Genuss von unaufdringlicher Virtuosität
Geiger Frank Peter Zimmermann spielte Bach mit den Berliner Barocksolisten in der Tonhalle.
Es gibt Musiker mit brillanter Technik, die ihr Können mit viel Schaueffekt vorführen. Und es gibt sehr ernsthafte Künstler, deren spieltechnische Fähigkeiten einen großen Hintergrund bilden und nur dann etwas offensichtlicher zum Vorschein kommen, wenn sie zugunsten des Ausdrucks abgerufen werden müssen. Zu dieser zweiten Sorte gehört der aus Duisburg stammende, weltweit geschätzte Geiger Frank Peter Zimmermann. Nun gastierte er mit den Berliner Barocksolisten in der Tonhalle.
Zu Gehör kamen ausschließlich Konzerte und Ouvertüren Johann Sebastian Bachs. Das Programm reißt nicht gleich vom Hocker, sind doch Bachs Konzerte weniger Glanzstücke für Solisten wie bei Vivaldi oder den Komponisten der Klassik und Romantik, sondern höfische Unterhaltungsmusiken — wenn auch von sehr erlesener Art. Solistisch den stärksten Wind macht das Konzert d-Moll für Violine, Streicher und Basso continuo, das auch in der Fassung für Klavier/Cembalo und Orchester bekannt ist.
Vor allem im bravourösen Finalsatz ist ein agiler Bogen gefragt. Zimmermann legt an dieser Stelle den Turbo ein. Doch wirkt seine Virtuosität nie aufdringlich, sondern musikalisch vollkommen zwingend. Die Berliner Barocksolisten, teilweise Mitglieder der Berliner Philharmoniker, finden unter der Leitung ihres Konzertmeisters Daniel Gaede zu einem dynamischen kammermusikalischen Miteinander.
Ganz so spektakulär fing der Abend allerdings nicht an. Das Bach-Konzert a-Moll bietet dem Solisten nur wenig musikalische Gestaltungsmöglichkeiten, und Zimmermann ist auch nicht der Typ, der Glanz künstlich herbei führt. Er ordnet sich hier fast unter. Der seidige Strich auf der Stradivari-Violine „Lady Inchiquin“ von 1711, die ihm die Düsseldorfer Kunstsammlung Nordrhein-Westfalen zur Verfügung stellte, fällt aber trotzdem auf. Leider wirkt das Zusammenspiel ganz zu Anfang noch etwas steif, obwohl die Berliner Barocksolisten, wie es sich für Solisten gehört — natürlich mit Ausnahme des Cellisten und Cembalisten — im Stehen spielen und somit beim Musizieren einen weiteren Bewegungsrahmen ausfüllen können.

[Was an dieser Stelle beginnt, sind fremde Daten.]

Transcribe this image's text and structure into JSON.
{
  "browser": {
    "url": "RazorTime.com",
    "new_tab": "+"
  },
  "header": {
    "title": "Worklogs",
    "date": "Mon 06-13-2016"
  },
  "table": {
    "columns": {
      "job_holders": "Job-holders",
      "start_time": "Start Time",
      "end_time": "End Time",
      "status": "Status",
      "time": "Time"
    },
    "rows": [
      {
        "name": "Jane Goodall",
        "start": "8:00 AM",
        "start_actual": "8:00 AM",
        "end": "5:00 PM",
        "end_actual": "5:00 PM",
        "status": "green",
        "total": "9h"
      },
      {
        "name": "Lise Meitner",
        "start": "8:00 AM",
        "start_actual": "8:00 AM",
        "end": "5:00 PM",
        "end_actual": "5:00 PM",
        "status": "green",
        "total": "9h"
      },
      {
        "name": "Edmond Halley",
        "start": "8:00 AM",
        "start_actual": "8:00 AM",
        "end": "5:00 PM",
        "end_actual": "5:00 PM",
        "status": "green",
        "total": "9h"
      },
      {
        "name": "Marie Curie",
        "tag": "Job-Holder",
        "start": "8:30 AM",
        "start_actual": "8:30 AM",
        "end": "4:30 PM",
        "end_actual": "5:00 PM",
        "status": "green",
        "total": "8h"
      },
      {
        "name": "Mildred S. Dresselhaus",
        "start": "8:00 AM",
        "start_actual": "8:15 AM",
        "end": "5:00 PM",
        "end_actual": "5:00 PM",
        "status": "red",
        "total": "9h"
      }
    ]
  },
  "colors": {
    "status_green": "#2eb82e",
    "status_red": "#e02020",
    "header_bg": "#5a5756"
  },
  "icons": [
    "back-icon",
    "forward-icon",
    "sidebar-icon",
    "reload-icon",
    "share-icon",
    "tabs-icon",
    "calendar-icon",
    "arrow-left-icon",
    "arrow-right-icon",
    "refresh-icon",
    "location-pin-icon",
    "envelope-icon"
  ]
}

In zwei Werken tritt das kleine Kammerorchester ohne den prominenten Solisten auf: in der Sinfonia D-Dur zur Bach-Kantate „Am Abend aber desselbigen Sabbats“ BWV 42 und in der mehrsätzigen Ouvertüre-C-Dur. Hier bringen ein paar Holzbläser zusätzliche Farbe und Plastizität ins Klangbild. Das Zusammenspiel wirkt sehr elegant und souverän, teilweise aber auch zu eilig, wodurch sich die barocke Pracht dieser Musik nicht so ganz entfaltet. Es gibt artigen Beifall. Doch so wirklich begeistert reagiert das Publikum erst zum Schluss nach dem Bachschen d-Moll-Konzert. Für den starken Beifall gibt es eine Zugabe — natürlich wieder von Bach.